Re: Globalizing URIs

Daniel W. Connolly (
Wed, 2 Aug 95 20:47:06 EDT

In message <>, "Terry Allen" writes:
>Yet Timbl's "Universal Resource Identifiers in WWW," RFC 1630 (not said
>in RFC 1738 to have been updated or made obsolete by RFC 1738), says:
> The completeness requirement is easily met by allowing
> particularly strange or plain binary names to be encoded in base
> 16 or 64 using the acceptable characters.
>which clearly envisions the use of an underlying coded charset other
>than ASCII, not to mention "binary names."

I agree that characters beyond the ASCII repertoire can be
encoded in URLs, by the use of conventions like "ok folks:
to represent the character whose unicode code position is XXXX,
write ,XXXX,". But this doesn't change the fact that the
coded character set is ASCII: that representation ",XXXX," is 6
characters (usually represented as 6 octets), not six octets
that make up one character.

In other words, if you know some resource by it's arabic name,
in order refer your friend to that resource, you'd better
represent that arabic name with ASCII characters, unless you
and your friend have some private agreement that goes beyond
the spec.

> Completeness is
>defined thusly:
> Complete It is possible to encode any naming
> scheme.

That doesn't mean very much to me. Define naming scheme :-) It's like
talking about "the set of all sets." I'm sure that there are
interpretations of that definition that end up at Russel's paradox.

>Is RFC 1630 out of date?

RFC1630 is informational. It has no standards status.

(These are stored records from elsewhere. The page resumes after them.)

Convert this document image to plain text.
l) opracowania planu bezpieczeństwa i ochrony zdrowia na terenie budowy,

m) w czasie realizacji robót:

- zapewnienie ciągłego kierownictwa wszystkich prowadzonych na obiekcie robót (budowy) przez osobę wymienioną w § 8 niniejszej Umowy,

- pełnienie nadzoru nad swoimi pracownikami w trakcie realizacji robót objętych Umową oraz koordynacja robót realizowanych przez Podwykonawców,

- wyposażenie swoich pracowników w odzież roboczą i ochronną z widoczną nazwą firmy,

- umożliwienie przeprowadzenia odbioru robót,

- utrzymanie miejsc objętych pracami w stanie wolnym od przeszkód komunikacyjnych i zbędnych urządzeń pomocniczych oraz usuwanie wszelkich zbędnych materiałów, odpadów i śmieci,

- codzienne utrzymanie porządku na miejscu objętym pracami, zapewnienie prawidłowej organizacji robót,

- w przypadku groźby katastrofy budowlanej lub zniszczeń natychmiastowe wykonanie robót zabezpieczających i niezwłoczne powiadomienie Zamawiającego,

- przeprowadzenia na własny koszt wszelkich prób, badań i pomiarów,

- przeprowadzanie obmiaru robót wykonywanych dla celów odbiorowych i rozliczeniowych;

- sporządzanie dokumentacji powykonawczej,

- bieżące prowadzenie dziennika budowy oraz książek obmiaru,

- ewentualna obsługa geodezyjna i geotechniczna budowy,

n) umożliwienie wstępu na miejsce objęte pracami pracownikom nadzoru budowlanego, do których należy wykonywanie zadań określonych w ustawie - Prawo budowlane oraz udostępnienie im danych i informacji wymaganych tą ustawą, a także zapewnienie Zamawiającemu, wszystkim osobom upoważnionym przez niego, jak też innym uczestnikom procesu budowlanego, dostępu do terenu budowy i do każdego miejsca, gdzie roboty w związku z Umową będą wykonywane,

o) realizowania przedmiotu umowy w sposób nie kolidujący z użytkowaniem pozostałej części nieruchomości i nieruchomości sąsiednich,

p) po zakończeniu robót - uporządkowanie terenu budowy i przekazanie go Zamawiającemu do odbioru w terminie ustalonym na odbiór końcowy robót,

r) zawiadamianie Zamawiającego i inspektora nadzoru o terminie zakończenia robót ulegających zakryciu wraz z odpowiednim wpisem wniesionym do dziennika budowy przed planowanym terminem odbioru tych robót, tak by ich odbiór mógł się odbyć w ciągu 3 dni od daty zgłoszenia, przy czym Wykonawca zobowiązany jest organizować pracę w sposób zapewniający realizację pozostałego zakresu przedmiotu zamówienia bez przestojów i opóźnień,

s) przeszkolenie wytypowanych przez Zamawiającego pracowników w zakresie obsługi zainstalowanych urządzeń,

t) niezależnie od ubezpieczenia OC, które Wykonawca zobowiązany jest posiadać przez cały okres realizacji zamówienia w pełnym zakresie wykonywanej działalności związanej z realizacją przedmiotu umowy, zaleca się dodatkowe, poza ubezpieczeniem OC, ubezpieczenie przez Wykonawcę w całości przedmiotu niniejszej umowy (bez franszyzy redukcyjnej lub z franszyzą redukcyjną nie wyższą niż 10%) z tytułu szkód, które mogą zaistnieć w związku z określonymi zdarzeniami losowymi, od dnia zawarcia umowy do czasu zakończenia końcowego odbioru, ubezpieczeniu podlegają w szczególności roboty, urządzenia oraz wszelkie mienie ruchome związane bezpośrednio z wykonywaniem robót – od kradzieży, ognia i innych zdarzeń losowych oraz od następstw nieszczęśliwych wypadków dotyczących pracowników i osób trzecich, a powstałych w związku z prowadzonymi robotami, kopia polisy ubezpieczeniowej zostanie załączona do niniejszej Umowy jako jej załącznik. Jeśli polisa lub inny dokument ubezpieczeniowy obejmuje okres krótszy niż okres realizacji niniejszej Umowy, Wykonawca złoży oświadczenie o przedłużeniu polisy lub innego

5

RFC1630 _and_ RFC1738 have serious flaws in their discussion
of URL syntax (i.e. their BNFs). RFC1808 has a clear, correct
discussion of the syntax. In fact, it has everything you
need except how to use the parts of URLs in various internet

> is the underlying charset to be defined in the RFCs
>standardizing particular URL schemes, and thus not handled in

No. At least I don't believe so. I believe Larry M. made this
point pretty clearly somewhere in the archives.
True, Larry?